Re: UTF-8, OSTA-UDF [why?], Unicode, and miscellaneous gibberish

Alex Belits (abelits@phobos.illtel.denver.co.us)
Mon, 25 Aug 1997 23:42:43 -0700 (PDT)


On 26 Aug 1997, Kai Henningsen wrote:

> > Of course, we could make our own encoding, say Linux-8, where bit 7 set
> > means there are 7 more bits in the next byte to look at. A pair of codes
> > could be reserved as a "terminator" and "separator", and used universally.
> > This scheme is infinitely expandable, and not limited like UTF-8. <Laugh>
> > Should the day come, we could support a multitude of alien dialects :-)
>
> Like with UTF-8, you mean? :-)

No. With any native encoding the size of character is determined by the
needs of writing system. In UTF-8 it's determined by pulled of someone's
ass Unicode characters order (but surprisingly it's always 1 for ASCII and
2 for iso8859-1).

>
> ISO 10646 has 2^31 possible characters. UTF-16 has 2^16+2^20 possible
> characters. Current plans seem to use about 2^18 of these characters for
> the forseeable future.

I can make an encoding with 2^1024 characters by assigning numbers to all
possible patterns on 32x32 pixels map. All characters that can exist
in the world will definitely be there. So what?

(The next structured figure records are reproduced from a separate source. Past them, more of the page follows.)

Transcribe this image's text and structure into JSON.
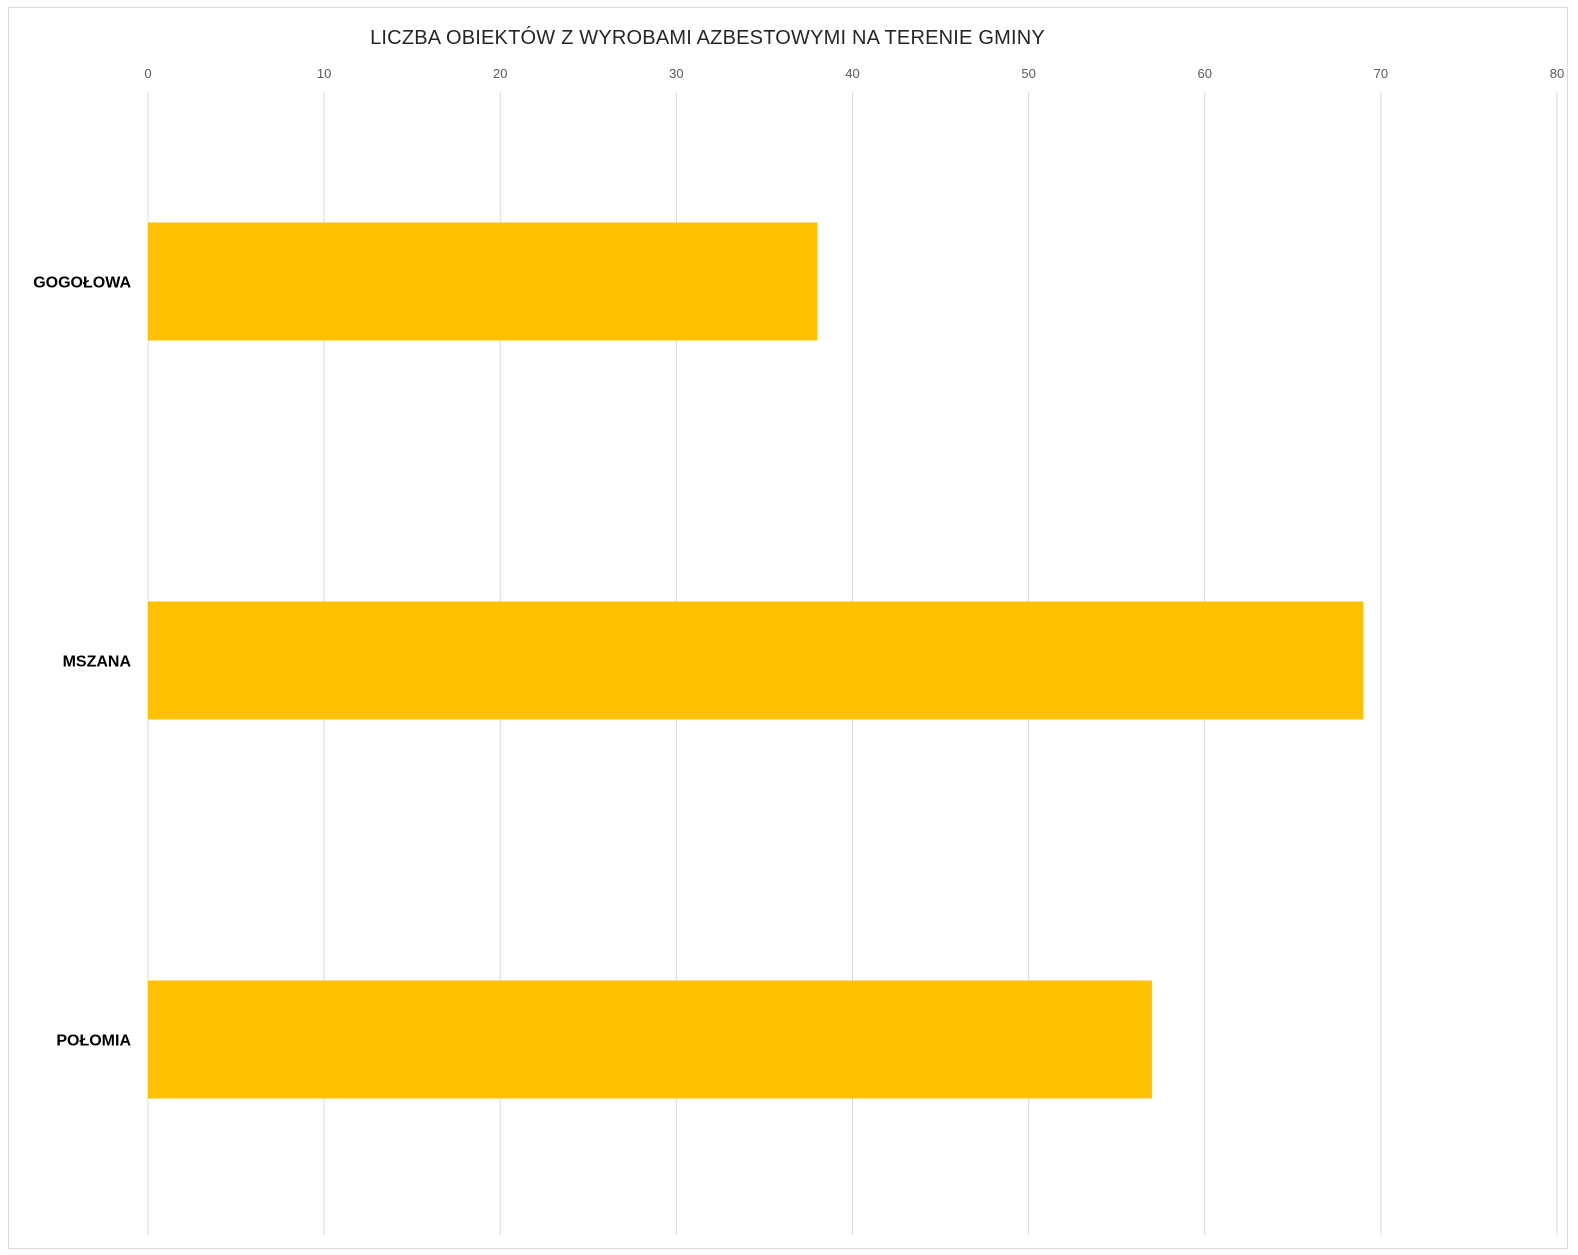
{
  "chart_data": {
    "type": "bar",
    "orientation": "horizontal",
    "title": "LICZBA OBIEKTÓW Z WYROBAMI AZBESTOWYMI NA TERENIE GMINY",
    "categories": [
      "GOGOŁOWA",
      "MSZANA",
      "POŁOMIA"
    ],
    "values": [
      38,
      69,
      57
    ],
    "xlim": [
      0,
      80
    ],
    "xticks": [
      "0",
      "10",
      "20",
      "30",
      "40",
      "50",
      "60",
      "70",
      "80"
    ],
    "xaxis_position": "top",
    "grid": true,
    "legend": "none",
    "bar_color": "#FFC000",
    "grid_color": "#d9d9d9"
  }
}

> UTF-8 could easily support 2^36 different characters. That's 2^18 types of
> aliens that need the same amount of characters as we do. That's quite a
> lot.

..and BASE64 the above mentioned encoding to make it suitable for
8-bit-native systems.

> Oh, perhaps a very short summary of what all these are, since some people
> seem to have trouble to keep them apart (and I hope I don't confuse things
> myself).

As opposed to Germans who explain benefits of their encodings for
Russians, Chinese, Korean, Japanese and everyone else, we already know,
what we are talking about, thank you.

--
Alex